It’s All Coming Up Rosés

It is that time of year again when rosé takes centre stage, writes Simon Jones, however sales throughout the year are much more consistent than they used to be.

When I started a few years ago, okay quite a few years ago, there was a definite season for rosé sales which started in May and finished abruptly in September. These days sales are much more even, a testament to the vast improvements in quality we have seen over the last 30 years as well as a change in fashion and, who knows, perhaps celebrity endorsement has played its part too! Rosé champagne never seems to be seasonal, fuller flavoured than its white sibling, it is often drunk on its own, but makes a fantastic foil to a wide range of foods. It is one of the few rosés that can be made by blending a small amount of red wine to white to give the colour, frowned on elsewhere. That said the venerable house of Laurent Perrier does it the “proper” way called saignée (or bleeding in English), sounds unpleasant but it isn’t!
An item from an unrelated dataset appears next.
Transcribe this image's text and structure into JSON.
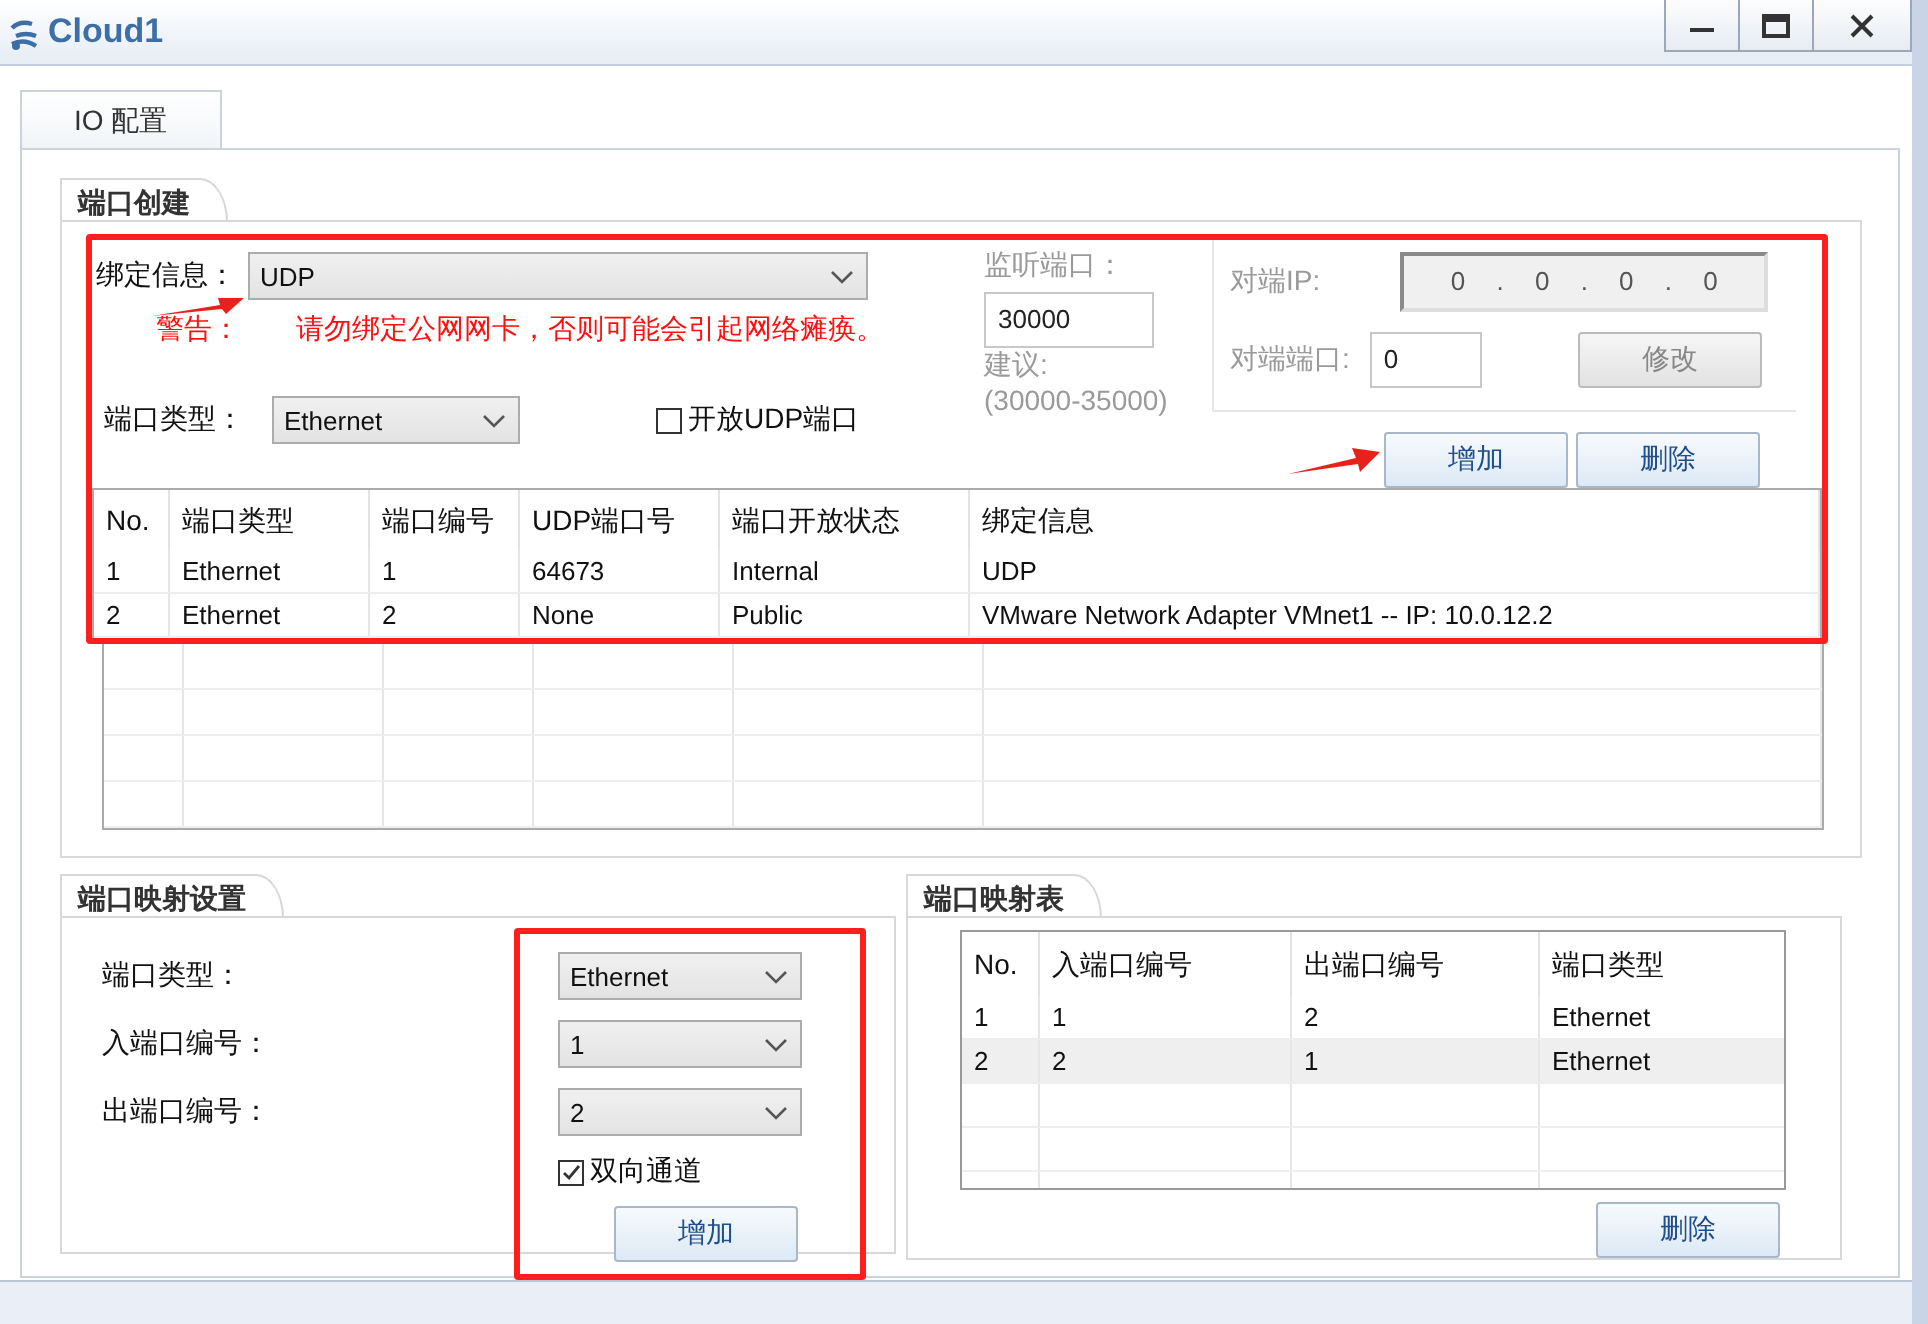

It just means a small amount of colour is allowed to “bleed” from the red grape skins into the juice which gives its delicate rosé hue.

Provençal Pinks

Equally in vogue today are the pale rosés from Provence, the elegant wines that fuel the French Riviera for locals and visitors alike. Celebrity has definitely played a part in its continued success – think Angelina and Kylie, as has the huge investment ploughed into the region by large, wealthy champagne houses who have been buying up vineyards in the region with some alacrity. Whispering Angel is one such and is the archetypal Provence rosé – soft, aromatic, crisp and wonderfully thirst quenching when it’s hot. A few years ago we started to work with another estate, Domaine Pey Blanc, in Aix-en-Provence, a family-owned estate since the 1930s. You may have attended our spring tasting with producers and had the chance to try their super rosé and their excellent white - although I shall be in trouble now for straying off the rosé message! Of course ‘famous names’ come with a price but the good news is there are plenty of alternatives both from France and further afield. A very easy swap would be to look elsewhere in the south of France. Very close is the region of Bandol, principally known for its full-flavoured red wine, its rosés share many of the characteristics of Provence but with perhaps a little more body. Brother and sister team Céline and Jérôme Pascal craft a succulent rosé with flavours of peach and ripe citrus fruit at their family estate Le Galantin.

Other French Favourites

Elsewhere in the south look at Domaine de la Cendrillon (or Cinderella) in the Corbières region of the Languedoc Roussillon, where the Joyeux family produce their super Minuit Rosé, from Mourvèdre, Syrah and Grenache; its delicate, floral aroma and zesty fruit are a delight, and it is organic too. If you like checking off current trends and great value, then look no further than Piquepoul rosé from the excellent Foncalieu cooperative, based in Carcassonne. Beautiful pale rosé colour, tick; smart packaging, tick; from the über-fashionable Picquepoul grape variety, tick; charming strawberry-scented fruit, tick; and great value, tick! If you like your rosés to have a little more colour and body, then don’t despair, we have something for everyone. Tanners French Rosé from Gascony is a firm favourite with staff and customers alike. Based on Merlot and Cabernet, it is full of summer fruit flavour and oh so drinkable. Consider also the fabulous rosés of Tavel from the southern Rhône Valley, over the river from Châteauneuf-du-Pape. Based on Grenache and Cinsault, this full-flavoured rosé is made by Domaine des Carabiniers following organic and biodynamic principles, full of character, plenty of soft fruit but with great depth, it goes brilliantly with spicy dishes.

Beyond France

You don’t have to stay in France, of course, if you head over the border to northern Spain, here too they favour a more full-bodied approach to rosé production. In Somontano Emma and Tom Holt, late of this parish, produce an unashamedly deep-coloured rosé under their Paso-Primero label from the Merlot variety. Full of flavour and character with a wonderful mix of strawberry, redcurrant, and blackcurrant fruit but with enough freshness to keep you coming back for another glass. Finally, a nod even further afield with the excellent value Paparuda Rosé from Philip and Elvira Cox who have been helping to put Romania on the vinous map of Europe. Made from a local variety Feteasca Negra and Cabernet Sauvignon, it is a charming soft rosé that is fruity, easy and keenly priced. Whatever your preference in style, flavour or budget, there are plenty of choices for you to enjoy this summer whether dining al fresco in the sun or sheltering under the gazebo in a downpour, whilst the summer weather may not be reliable, at least the wine will not let you down.